Politique

Victoire à la Don Quichotte

Par - Marianne Meunier
Mis à jour le 2 juin 2008 à 13:16

Avec l’arrestation de Jean-Pierre Bemba, le magistrat argentin Luis Moreno-Ocampo, 55 ans, touche du doigt son vieux rêve : une justice universelle qui punisse les grands criminels et dissuade leurs émules. Procureur de la Cour pénale internationale (CPI) depuis juin 2003, il n’avait jusqu’alors attrapé « que » trois chefs de milice congolais – Thomas Lubanga, Germain Katanga et Mathieu Ngudjolo -, du menu fretin à côté du gros poisson Bemba.
Une éternelle barbe de trois jours, des sourcils en bataille, un désir ardent de s’attaquer à l’impossible : la comparaison à Don Quichotte est facile.
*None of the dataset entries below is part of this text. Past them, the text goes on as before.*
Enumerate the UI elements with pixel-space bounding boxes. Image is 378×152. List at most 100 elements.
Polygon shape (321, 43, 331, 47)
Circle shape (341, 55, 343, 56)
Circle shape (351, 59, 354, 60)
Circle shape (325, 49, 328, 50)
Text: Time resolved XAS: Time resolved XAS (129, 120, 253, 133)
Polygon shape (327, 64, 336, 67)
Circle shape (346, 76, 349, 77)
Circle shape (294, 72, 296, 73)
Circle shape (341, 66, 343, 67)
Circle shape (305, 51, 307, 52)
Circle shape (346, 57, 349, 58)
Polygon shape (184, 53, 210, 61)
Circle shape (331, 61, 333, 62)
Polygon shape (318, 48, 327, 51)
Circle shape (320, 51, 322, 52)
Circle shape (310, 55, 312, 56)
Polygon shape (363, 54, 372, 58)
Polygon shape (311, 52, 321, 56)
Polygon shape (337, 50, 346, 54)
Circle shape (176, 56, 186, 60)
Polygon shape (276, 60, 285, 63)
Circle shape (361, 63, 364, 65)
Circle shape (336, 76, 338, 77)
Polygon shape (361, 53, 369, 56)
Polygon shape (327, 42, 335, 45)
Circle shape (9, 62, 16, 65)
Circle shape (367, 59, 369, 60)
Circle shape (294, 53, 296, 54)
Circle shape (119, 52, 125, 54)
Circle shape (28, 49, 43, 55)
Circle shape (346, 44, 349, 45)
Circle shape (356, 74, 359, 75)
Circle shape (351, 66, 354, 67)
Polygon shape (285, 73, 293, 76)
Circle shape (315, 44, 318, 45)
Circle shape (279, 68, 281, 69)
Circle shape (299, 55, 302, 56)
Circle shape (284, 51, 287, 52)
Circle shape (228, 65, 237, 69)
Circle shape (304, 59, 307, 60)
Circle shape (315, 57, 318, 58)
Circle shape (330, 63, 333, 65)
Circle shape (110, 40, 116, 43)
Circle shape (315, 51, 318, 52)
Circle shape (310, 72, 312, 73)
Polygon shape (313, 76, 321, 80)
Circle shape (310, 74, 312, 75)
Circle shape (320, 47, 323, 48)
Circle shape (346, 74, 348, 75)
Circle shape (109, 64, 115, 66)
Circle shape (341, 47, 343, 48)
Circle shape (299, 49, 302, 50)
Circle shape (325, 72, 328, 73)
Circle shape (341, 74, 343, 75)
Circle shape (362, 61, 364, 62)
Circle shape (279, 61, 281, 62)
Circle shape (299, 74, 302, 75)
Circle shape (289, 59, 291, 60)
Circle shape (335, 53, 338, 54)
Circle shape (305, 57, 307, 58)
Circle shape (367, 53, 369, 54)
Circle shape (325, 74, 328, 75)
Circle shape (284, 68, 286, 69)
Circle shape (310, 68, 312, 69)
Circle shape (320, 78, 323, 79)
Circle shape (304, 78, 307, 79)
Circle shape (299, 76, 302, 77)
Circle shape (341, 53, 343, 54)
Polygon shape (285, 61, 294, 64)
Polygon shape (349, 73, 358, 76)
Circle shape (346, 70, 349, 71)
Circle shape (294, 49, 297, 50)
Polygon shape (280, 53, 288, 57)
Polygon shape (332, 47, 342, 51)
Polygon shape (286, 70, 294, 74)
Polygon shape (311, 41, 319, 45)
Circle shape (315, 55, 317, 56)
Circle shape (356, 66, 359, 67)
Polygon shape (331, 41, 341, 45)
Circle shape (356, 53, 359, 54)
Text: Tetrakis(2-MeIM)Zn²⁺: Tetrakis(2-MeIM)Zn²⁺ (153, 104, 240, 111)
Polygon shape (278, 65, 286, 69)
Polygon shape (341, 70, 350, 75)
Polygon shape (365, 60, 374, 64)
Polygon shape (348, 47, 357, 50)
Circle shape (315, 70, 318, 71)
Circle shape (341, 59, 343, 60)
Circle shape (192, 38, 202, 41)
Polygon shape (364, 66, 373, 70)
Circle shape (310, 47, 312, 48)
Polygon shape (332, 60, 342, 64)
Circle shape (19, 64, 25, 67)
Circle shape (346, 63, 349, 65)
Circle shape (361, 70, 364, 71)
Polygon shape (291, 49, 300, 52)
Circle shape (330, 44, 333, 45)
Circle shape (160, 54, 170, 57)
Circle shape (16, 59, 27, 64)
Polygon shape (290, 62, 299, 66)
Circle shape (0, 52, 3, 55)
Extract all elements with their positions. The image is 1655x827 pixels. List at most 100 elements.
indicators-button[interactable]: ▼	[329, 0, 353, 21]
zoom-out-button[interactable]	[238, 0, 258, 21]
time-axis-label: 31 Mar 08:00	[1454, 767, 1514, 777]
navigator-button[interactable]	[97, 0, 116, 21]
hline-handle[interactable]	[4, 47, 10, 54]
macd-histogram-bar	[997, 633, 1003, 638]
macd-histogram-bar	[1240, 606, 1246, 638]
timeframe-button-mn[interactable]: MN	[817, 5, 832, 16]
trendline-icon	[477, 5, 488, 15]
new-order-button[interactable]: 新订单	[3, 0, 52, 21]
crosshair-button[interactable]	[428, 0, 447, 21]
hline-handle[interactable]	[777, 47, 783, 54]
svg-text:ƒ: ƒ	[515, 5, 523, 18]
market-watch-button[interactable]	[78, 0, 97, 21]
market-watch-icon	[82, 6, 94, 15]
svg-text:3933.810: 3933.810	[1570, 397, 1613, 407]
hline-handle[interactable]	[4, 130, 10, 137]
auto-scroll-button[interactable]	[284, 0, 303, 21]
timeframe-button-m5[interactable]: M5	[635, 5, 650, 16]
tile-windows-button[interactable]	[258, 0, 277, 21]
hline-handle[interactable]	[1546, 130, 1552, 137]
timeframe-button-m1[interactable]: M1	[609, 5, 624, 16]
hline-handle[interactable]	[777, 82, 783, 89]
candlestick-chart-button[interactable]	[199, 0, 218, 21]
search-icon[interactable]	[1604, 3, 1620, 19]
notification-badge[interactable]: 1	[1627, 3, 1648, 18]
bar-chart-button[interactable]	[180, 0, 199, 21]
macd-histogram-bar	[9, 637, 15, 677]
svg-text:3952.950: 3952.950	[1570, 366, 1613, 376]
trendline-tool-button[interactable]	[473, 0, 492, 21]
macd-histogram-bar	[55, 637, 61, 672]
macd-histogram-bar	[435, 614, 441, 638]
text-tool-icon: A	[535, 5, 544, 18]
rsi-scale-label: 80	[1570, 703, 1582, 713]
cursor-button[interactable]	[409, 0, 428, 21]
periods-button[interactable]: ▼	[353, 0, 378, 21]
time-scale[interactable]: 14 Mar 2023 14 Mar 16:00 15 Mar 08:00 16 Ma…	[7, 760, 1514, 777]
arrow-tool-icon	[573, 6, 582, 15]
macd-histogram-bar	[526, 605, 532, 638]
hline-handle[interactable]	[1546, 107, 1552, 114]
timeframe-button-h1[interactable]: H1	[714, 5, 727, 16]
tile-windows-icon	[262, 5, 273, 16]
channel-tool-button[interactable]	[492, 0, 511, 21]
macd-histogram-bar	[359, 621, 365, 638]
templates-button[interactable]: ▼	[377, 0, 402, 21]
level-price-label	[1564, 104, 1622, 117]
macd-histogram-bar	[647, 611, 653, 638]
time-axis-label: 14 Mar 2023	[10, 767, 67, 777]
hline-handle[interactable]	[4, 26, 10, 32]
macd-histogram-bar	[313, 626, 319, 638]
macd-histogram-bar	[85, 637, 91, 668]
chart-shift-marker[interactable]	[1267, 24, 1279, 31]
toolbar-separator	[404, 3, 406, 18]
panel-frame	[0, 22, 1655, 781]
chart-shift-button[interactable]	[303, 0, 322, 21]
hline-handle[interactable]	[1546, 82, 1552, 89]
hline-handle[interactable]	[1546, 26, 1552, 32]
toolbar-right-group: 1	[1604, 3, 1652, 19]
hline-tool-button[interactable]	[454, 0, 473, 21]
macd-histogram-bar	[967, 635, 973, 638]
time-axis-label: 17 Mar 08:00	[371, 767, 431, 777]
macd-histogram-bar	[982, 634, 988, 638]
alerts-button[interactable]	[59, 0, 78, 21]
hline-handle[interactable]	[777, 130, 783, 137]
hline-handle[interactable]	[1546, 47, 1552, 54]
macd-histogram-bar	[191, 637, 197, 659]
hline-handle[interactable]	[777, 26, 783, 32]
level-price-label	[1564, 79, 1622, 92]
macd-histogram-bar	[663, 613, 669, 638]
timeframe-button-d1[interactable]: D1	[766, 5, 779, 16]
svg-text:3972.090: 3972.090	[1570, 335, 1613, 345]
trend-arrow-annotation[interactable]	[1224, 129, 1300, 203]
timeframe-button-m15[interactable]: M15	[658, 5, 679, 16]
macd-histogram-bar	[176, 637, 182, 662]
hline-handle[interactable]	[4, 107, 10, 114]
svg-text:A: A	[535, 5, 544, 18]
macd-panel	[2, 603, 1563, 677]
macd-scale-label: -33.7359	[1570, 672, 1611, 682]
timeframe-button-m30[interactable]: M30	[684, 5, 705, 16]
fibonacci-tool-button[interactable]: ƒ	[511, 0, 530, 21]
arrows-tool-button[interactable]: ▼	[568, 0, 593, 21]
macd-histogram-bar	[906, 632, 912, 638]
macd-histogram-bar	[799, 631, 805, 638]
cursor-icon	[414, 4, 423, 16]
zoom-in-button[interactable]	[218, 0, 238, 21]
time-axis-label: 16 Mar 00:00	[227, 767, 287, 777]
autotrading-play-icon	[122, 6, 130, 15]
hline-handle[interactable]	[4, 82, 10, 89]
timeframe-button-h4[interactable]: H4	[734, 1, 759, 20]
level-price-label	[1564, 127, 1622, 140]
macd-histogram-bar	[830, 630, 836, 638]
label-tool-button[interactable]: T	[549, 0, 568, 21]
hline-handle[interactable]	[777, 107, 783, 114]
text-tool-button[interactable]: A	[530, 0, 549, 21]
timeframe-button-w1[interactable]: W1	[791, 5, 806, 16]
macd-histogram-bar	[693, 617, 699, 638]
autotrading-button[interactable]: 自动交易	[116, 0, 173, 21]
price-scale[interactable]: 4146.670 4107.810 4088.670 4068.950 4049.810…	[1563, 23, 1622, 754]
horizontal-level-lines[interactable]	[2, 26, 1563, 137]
Moreno-Ocampo l’a toujours ignorée. Sa conviction confine à la foi : « Cette Cour, c’est le début d’une nouvelle ère, déclarait-il à Jeune Afrique en mars dernier. Il faudra peut-être deux siècles pour y arriver, mais nous vivons une transition vers un État de droit global. »
Son expérience à Buenos Aires, où il a obtenu son diplôme de magistrat en 1978, n’est pas étrangère à son opiniâtreté. À 32 ans, il est procureur adjoint de la Commission sur les disparitions de personnes, dans le cadre du procès de la junte militaire qui a gouverné l’Argentine entre 1976 et 1983. Au bout du compte, cinq condamnations ont été prononcées. Deux ans plus tard, il est encore procureur adjoint, mais cette fois-ci pour le procès des hauts gradés de la police nationale, jugés pour leurs abus en matière de droits de l’homme. En 1992, il s’installe comme avocat et se consacre aux affaires de corruption.
Idéaliste, Moreno-Ocampo n’en oublie pas pour autant d’être politique. C’est seulement grâce à la bonne coopération des États, et donc de leurs chefs, que les arrestations et les transferts à la CPI sont possibles. Derrière son air cabot, il sait bien aussi que le petit budget de sa noble institution – 90 millions d’euros en 2008 – ne lui permet pas de jouer les justiciers de la planète. Et qu’il lui faut choisir des cas, pour l’exemple. Jean-Pierre Bemba tombe à pic.